Dado que não deixa dúvida quanto à precariedade dessa ascensão restrita e incompleta é que o desemprego, mesmo entre as camadas abrangidas, não caiu em igual proporção. “Pelo critério de dois meses de procura por trabalho, em 2002 e em 2005, o índice de desocupados era de 11,7% da PEA (população economicamente ativa); começou a diminuir em 2006, indo para 10,9%, em 2007, caiu para 10,3%, e em 2008 (até outubro), 9,1%. Nada muito expressivo.” Com efeito, segundo ele, 2/3 dos desempregados encontram-se nas famílias que obtiveram melhor desempenho. “É outra forma de ver essa vulnerabilidade.”
Ainda para o professor, é essa fragilidade que permite práticas como a demissão de quadros qualificados, que representam a expertise da empresa, e sua substituição por jovens recém-formados com salário menor. Artifício que sempre foi utilizado no Brasil e serviu como desculpa na recente crise financeira global – período não abrangido pelas pesquisas de Quadros, porque os levantamentos que cobriam aquele momento ainda não estavam disponíveis. E que ele aguarda para complementar seus estudos.
Na agenda, o desenvolvimento
O cenário que se apresenta, na ótica do professor, decorre de mais de 25 anos sem crescimento, que levaram à perda de atrativos de uma série de carreiras ligadas ao desenvolvimento. “Assim, quando tem um surto imobiliário, não tem engenheiro. A estagnação desestruturou a produção e também o local do trabalho mais qualificado.” Para reverter o quadro atual e assegurar maior participação da população na camada intermediária, reduzindo-se o fosso entre pobres e ricos, o ideal, ratifica Quadros, é elevar os empregos de alto valor agregado.
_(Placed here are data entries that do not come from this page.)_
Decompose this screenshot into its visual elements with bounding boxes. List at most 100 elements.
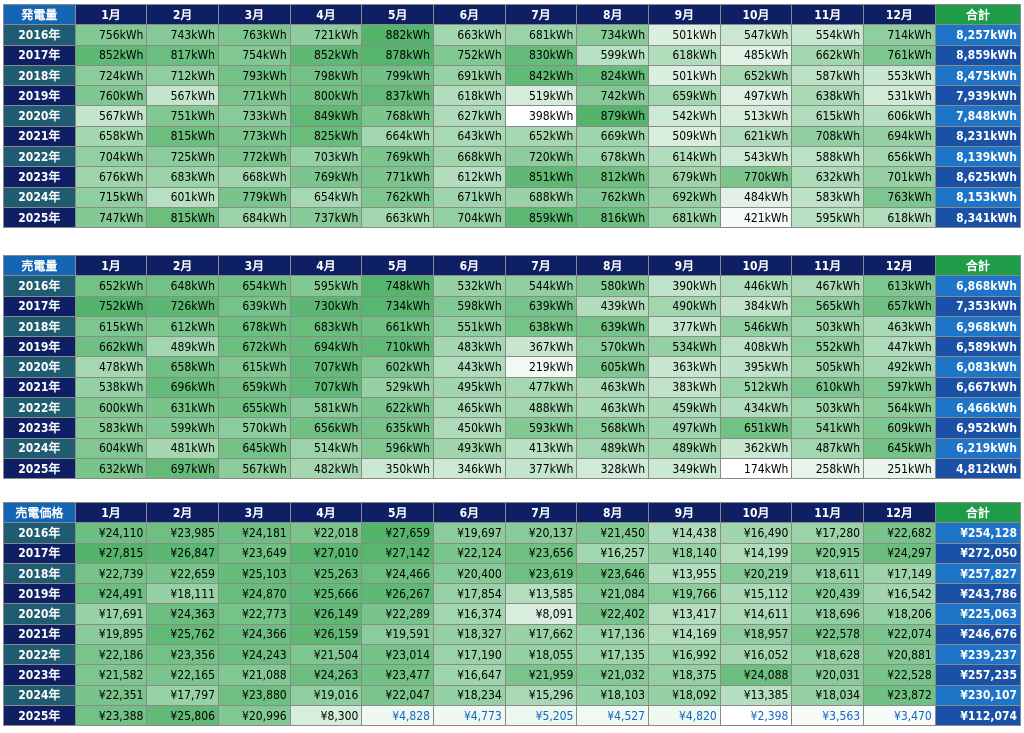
value-cell: 724kWh bbox=[74, 64, 148, 87]
value-cell: ¥23,619 bbox=[504, 562, 578, 585]
value-cell: 849kWh bbox=[289, 105, 363, 127]
value-cell: 704kWh bbox=[74, 146, 148, 168]
value-cell: ¥16,257 bbox=[576, 542, 650, 564]
value-cell: 812kWh bbox=[576, 166, 650, 188]
value-cell: 710kWh bbox=[361, 336, 435, 358]
month-header: 8月 bbox=[576, 3, 650, 26]
value-cell: 816kWh bbox=[576, 206, 650, 229]
year-label: 2019年 bbox=[3, 336, 76, 358]
value-cell: 346kWh bbox=[433, 457, 506, 480]
value-cell: 627kWh bbox=[433, 105, 506, 127]
year-label: 2020年 bbox=[3, 603, 76, 625]
value-cell: 672kWh bbox=[218, 336, 291, 358]
total-cell: ¥257,235 bbox=[934, 664, 1022, 686]
value-cell: 648kWh bbox=[146, 275, 220, 297]
value-cell: ¥25,103 bbox=[218, 562, 291, 585]
value-cell: 542kWh bbox=[648, 105, 721, 127]
value-cell: ¥13,385 bbox=[719, 684, 793, 706]
header-row: 売電価格 1月 2月 3月 4月 5月 6月 7月 8月 9月 10月 11月 12月 合計 bbox=[3, 501, 1022, 524]
table-row: 2025年 747kWh 815kWh 684kWh 737kWh 663kWh 704kW… bbox=[3, 206, 1022, 229]
month-header: 3月 bbox=[218, 254, 291, 277]
value-cell: 632kWh bbox=[74, 457, 148, 480]
value-cell: 676kWh bbox=[74, 166, 148, 188]
value-cell: ¥24,088 bbox=[719, 664, 793, 686]
month-header: 7月 bbox=[504, 254, 578, 277]
value-cell: 851kWh bbox=[504, 166, 578, 188]
value-cell: ¥3,470 bbox=[863, 704, 936, 727]
value-cell: 657kWh bbox=[863, 295, 936, 317]
value-cell: 658kWh bbox=[146, 356, 220, 378]
value-cell: 683kWh bbox=[146, 166, 220, 188]
value-cell: ¥21,959 bbox=[504, 664, 578, 686]
year-label: 2022年 bbox=[3, 397, 76, 419]
month-header: 6月 bbox=[433, 254, 506, 277]
total-header: 合計 bbox=[934, 254, 1022, 277]
value-cell: ¥23,880 bbox=[218, 684, 291, 706]
value-cell: 679kWh bbox=[648, 166, 721, 188]
value-cell: 662kWh bbox=[74, 336, 148, 358]
year-label: 2018年 bbox=[3, 562, 76, 585]
value-cell: 532kWh bbox=[433, 275, 506, 297]
value-cell: 612kWh bbox=[433, 166, 506, 188]
value-cell: ¥21,032 bbox=[576, 664, 650, 686]
value-cell: 730kWh bbox=[289, 295, 363, 317]
table-row: 2019年 ¥24,491 ¥18,111 ¥24,870 ¥25,666 ¥26,267… bbox=[3, 583, 1022, 605]
value-cell: 612kWh bbox=[146, 315, 220, 338]
table-row: 2022年 704kWh 725kWh 772kWh 703kWh 769kWh 668kW… bbox=[3, 146, 1022, 168]
year-label: 2023年 bbox=[3, 166, 76, 188]
value-cell: ¥22,351 bbox=[74, 684, 148, 706]
value-cell: 600kWh bbox=[74, 397, 148, 419]
year-label: 2017年 bbox=[3, 44, 76, 66]
value-cell: 879kWh bbox=[576, 105, 650, 127]
value-cell: ¥16,647 bbox=[433, 664, 506, 686]
value-cell: 688kWh bbox=[504, 186, 578, 208]
month-header: 10月 bbox=[719, 501, 793, 524]
value-cell: ¥17,280 bbox=[791, 522, 865, 544]
value-cell: ¥20,219 bbox=[719, 562, 793, 585]
value-cell: 691kWh bbox=[433, 64, 506, 87]
value-cell: 618kWh bbox=[863, 206, 936, 229]
month-header: 3月 bbox=[218, 3, 291, 26]
value-cell: ¥27,142 bbox=[361, 542, 435, 564]
month-header: 7月 bbox=[504, 501, 578, 524]
value-cell: 703kWh bbox=[289, 146, 363, 168]
year-label: 2017年 bbox=[3, 295, 76, 317]
value-cell: ¥24,110 bbox=[74, 522, 148, 544]
value-cell: 512kWh bbox=[719, 376, 793, 399]
table-row: 2018年 724kWh 712kWh 793kWh 798kWh 799kWh 691kW… bbox=[3, 64, 1022, 87]
table-row: 2023年 ¥21,582 ¥22,165 ¥21,088 ¥24,263 ¥23,477… bbox=[3, 664, 1022, 686]
month-header: 4月 bbox=[289, 254, 363, 277]
month-header: 3月 bbox=[218, 501, 291, 524]
value-cell: ¥19,895 bbox=[74, 623, 148, 646]
value-cell: 720kWh bbox=[504, 146, 578, 168]
year-label: 2024年 bbox=[3, 684, 76, 706]
value-cell: ¥26,159 bbox=[289, 623, 363, 646]
value-cell: ¥22,773 bbox=[218, 603, 291, 625]
total-cell: 6,466kWh bbox=[934, 397, 1022, 419]
value-cell: ¥20,137 bbox=[504, 522, 578, 544]
value-cell: 258kWh bbox=[791, 457, 865, 480]
month-header: 6月 bbox=[433, 3, 506, 26]
value-cell: 487kWh bbox=[791, 437, 865, 459]
value-cell: 413kWh bbox=[504, 437, 578, 459]
value-cell: ¥20,996 bbox=[218, 704, 291, 727]
value-cell: 554kWh bbox=[791, 24, 865, 46]
year-label: 2023年 bbox=[3, 417, 76, 439]
year-label: 2016年 bbox=[3, 24, 76, 46]
value-cell: 708kWh bbox=[791, 125, 865, 148]
value-cell: ¥24,466 bbox=[361, 562, 435, 585]
value-cell: 497kWh bbox=[648, 417, 721, 439]
total-cell: 6,083kWh bbox=[934, 356, 1022, 378]
value-cell: 815kWh bbox=[146, 125, 220, 148]
value-cell: 771kWh bbox=[218, 85, 291, 107]
month-header: 12月 bbox=[863, 501, 936, 524]
value-cell: ¥4,820 bbox=[648, 704, 721, 727]
value-cell: 534kWh bbox=[648, 336, 721, 358]
value-cell: 638kWh bbox=[791, 85, 865, 107]
value-cell: ¥22,074 bbox=[863, 623, 936, 646]
value-cell: 568kWh bbox=[576, 417, 650, 439]
year-label: 2016年 bbox=[3, 275, 76, 297]
table-row: 2018年 ¥22,739 ¥22,659 ¥25,103 ¥25,263 ¥24,466… bbox=[3, 562, 1022, 585]
year-label: 2023年 bbox=[3, 664, 76, 686]
value-cell: 658kWh bbox=[74, 125, 148, 148]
O que demanda a retomada do papel do Estado. E que as políticas de desenvolvimento, ciência e tecnologia, industrial e educacional caminhem juntas. “Temos que nos espelhar na Coreia, que fez isso e em 20 anos resolveu esse problema. Lá, 95% dos jovens têm ensino universitário, enquanto aqui esse índice não deve chegar a 15%, contando todo tipo de faculdade”, complementa. No país asiático, como aponta o projeto “Cresce Brasil + Engenharia + Desenvolvimento” – lançado pela FNE (Federação Nacional dos Engenheiros) e que vem sendo atualizado, o qual propugna por uma plataforma nacional de desenvolvimento com inclusão social –, a cada cem formandos nas universidades, 20 são engenheiros. São 80 mil por ano, quase quatro vezes mais que no Brasil. Entre os doutores, 70% são dessa área e de ciências da computação.